BySimon Round, Simon Round

Opinion

Better the blessing of broccoli

July 24, 2014 13:00
2 min read

Groucho Marx once said: "I intend to live forever or die trying". Sadly, for him it was the latter, but his mantra seems to have been taken up by a huge number of people, who are attempting to live forever but who lack his sense of irony.

There are people who exercise fanatically in a desperate attempt to stave off old age; there are many more who pop supplements and there is even a weird cult which has decided that the way to achieve near-immortality is to restrict their calorie intake for the rest of their lives. This is on the basis of research in which underfed mice lived much longer than a control group of rodents (although, for all we know, the skinny ones could have been begging to be put out of their misery).

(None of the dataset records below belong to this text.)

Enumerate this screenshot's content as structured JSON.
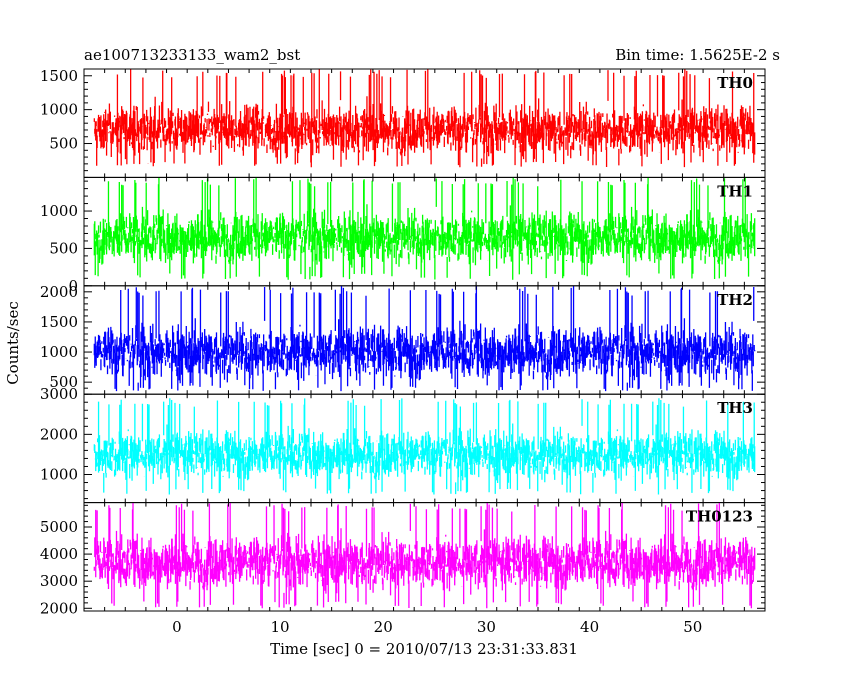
{
  "chart_data": {
    "type": "line",
    "title_left": "ae100713233133_wam2_bst",
    "title_right": "Bin time: 1.5625E-2 s",
    "xlabel": "Time [sec] 0 = 2010/07/13 23:31:33.831",
    "ylabel": "Counts/sec",
    "xlim": [
      -9,
      57
    ],
    "x_ticks": [
      0,
      10,
      20,
      30,
      40,
      50
    ],
    "x_data_range": [
      -8,
      56
    ],
    "grid": false,
    "panels": [
      {
        "name": "TH0",
        "color": "#ff0000",
        "ylim": [
          0,
          1600
        ],
        "y_ticks": [
          500,
          1000,
          1500
        ],
        "mean": 700,
        "min": 150,
        "max": 1600
      },
      {
        "name": "TH1",
        "color": "#00ff00",
        "ylim": [
          0,
          1450
        ],
        "y_ticks": [
          0,
          500,
          1000
        ],
        "mean": 650,
        "min": 80,
        "max": 1450
      },
      {
        "name": "TH2",
        "color": "#0000ff",
        "ylim": [
          300,
          2100
        ],
        "y_ticks": [
          500,
          1000,
          1500,
          2000
        ],
        "mean": 1000,
        "min": 350,
        "max": 2100
      },
      {
        "name": "TH3",
        "color": "#00ffff",
        "ylim": [
          300,
          3000
        ],
        "y_ticks": [
          1000,
          2000,
          3000
        ],
        "mean": 1500,
        "min": 500,
        "max": 2900
      },
      {
        "name": "TH0123",
        "color": "#ff00ff",
        "ylim": [
          1900,
          5900
        ],
        "y_ticks": [
          2000,
          3000,
          4000,
          5000
        ],
        "mean": 3700,
        "min": 2000,
        "max": 5900
      }
    ]
  }
}
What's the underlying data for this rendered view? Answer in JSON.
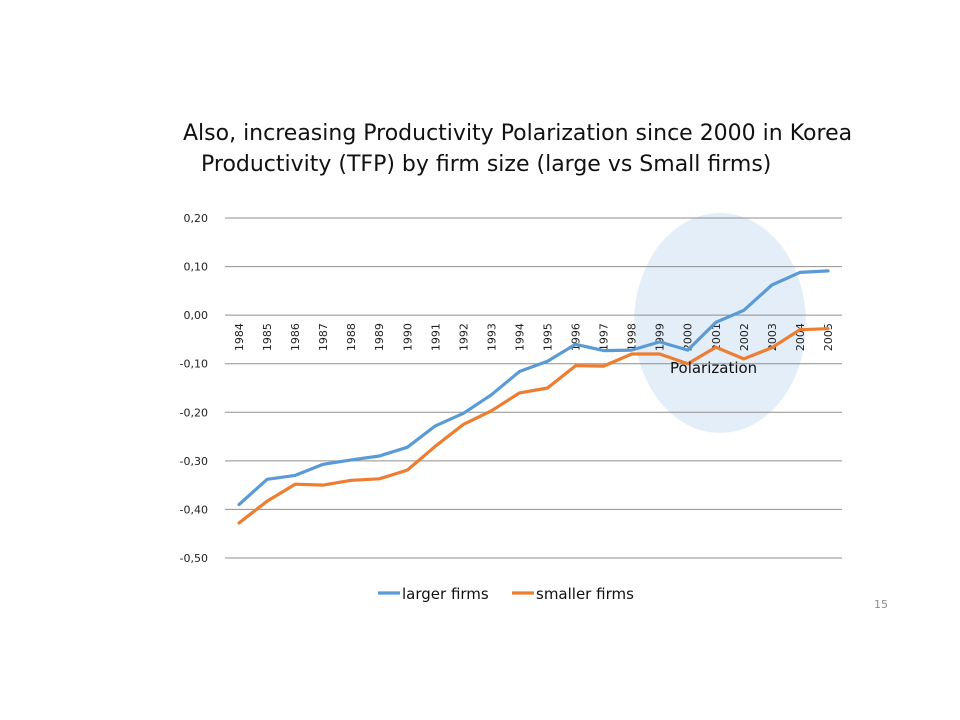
{
  "slide": {
    "title_line1": "Also, increasing Productivity Polarization since 2000 in Korea",
    "title_line2": "Productivity (TFP) by firm size (large vs Small firms)",
    "page_number": "15"
  },
  "chart_data": {
    "type": "line",
    "categories": [
      "1984",
      "1985",
      "1986",
      "1987",
      "1988",
      "1989",
      "1990",
      "1991",
      "1992",
      "1993",
      "1994",
      "1995",
      "1996",
      "1997",
      "1998",
      "1999",
      "2000",
      "2001",
      "2002",
      "2003",
      "2004",
      "2005"
    ],
    "series": [
      {
        "name": "larger firms",
        "color": "#5b9bd5",
        "values": [
          -0.39,
          -0.338,
          -0.33,
          -0.307,
          -0.298,
          -0.29,
          -0.272,
          -0.228,
          -0.202,
          -0.164,
          -0.116,
          -0.095,
          -0.06,
          -0.073,
          -0.072,
          -0.055,
          -0.072,
          -0.015,
          0.01,
          0.062,
          0.088,
          0.091
        ]
      },
      {
        "name": "smaller firms",
        "color": "#ed7d31",
        "values": [
          -0.428,
          -0.383,
          -0.348,
          -0.35,
          -0.34,
          -0.337,
          -0.319,
          -0.27,
          -0.225,
          -0.197,
          -0.16,
          -0.15,
          -0.104,
          -0.105,
          -0.08,
          -0.08,
          -0.1,
          -0.066,
          -0.09,
          -0.067,
          -0.03,
          -0.028
        ]
      }
    ],
    "y_ticks": [
      "0,20",
      "0,10",
      "0,00",
      "-0,10",
      "-0,20",
      "-0,30",
      "-0,40",
      "-0,50"
    ],
    "y_tick_values": [
      0.2,
      0.1,
      0.0,
      -0.1,
      -0.2,
      -0.3,
      -0.4,
      -0.5
    ],
    "ylim": [
      -0.5,
      0.2
    ],
    "grid": true,
    "legend_position": "bottom",
    "annotation": {
      "label": "Polarization",
      "region": "1999-2005",
      "fill_color": "#deebf7"
    },
    "title": "",
    "xlabel": "",
    "ylabel": ""
  }
}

And we have all heard of the celebrities who eat macrobiotically or cram their shopping baskets with so-called superfoods like wheatgrass, goji berries, blueberries and wild salmon fillets in the hope that they will prolong their existence, despite absolutely no proof to support this claim.

Now Which? magazine has come up with a very sensible report. It says that if you absolutely must treat your body like a temple, you can do it much cheaper by buying everyday ingredients. Substitute broccoli for expensive wheatgrass and you get practically the same nutritional benefits for a fraction of the price, with the added extra advantage that broccoli doesn't taste like grass.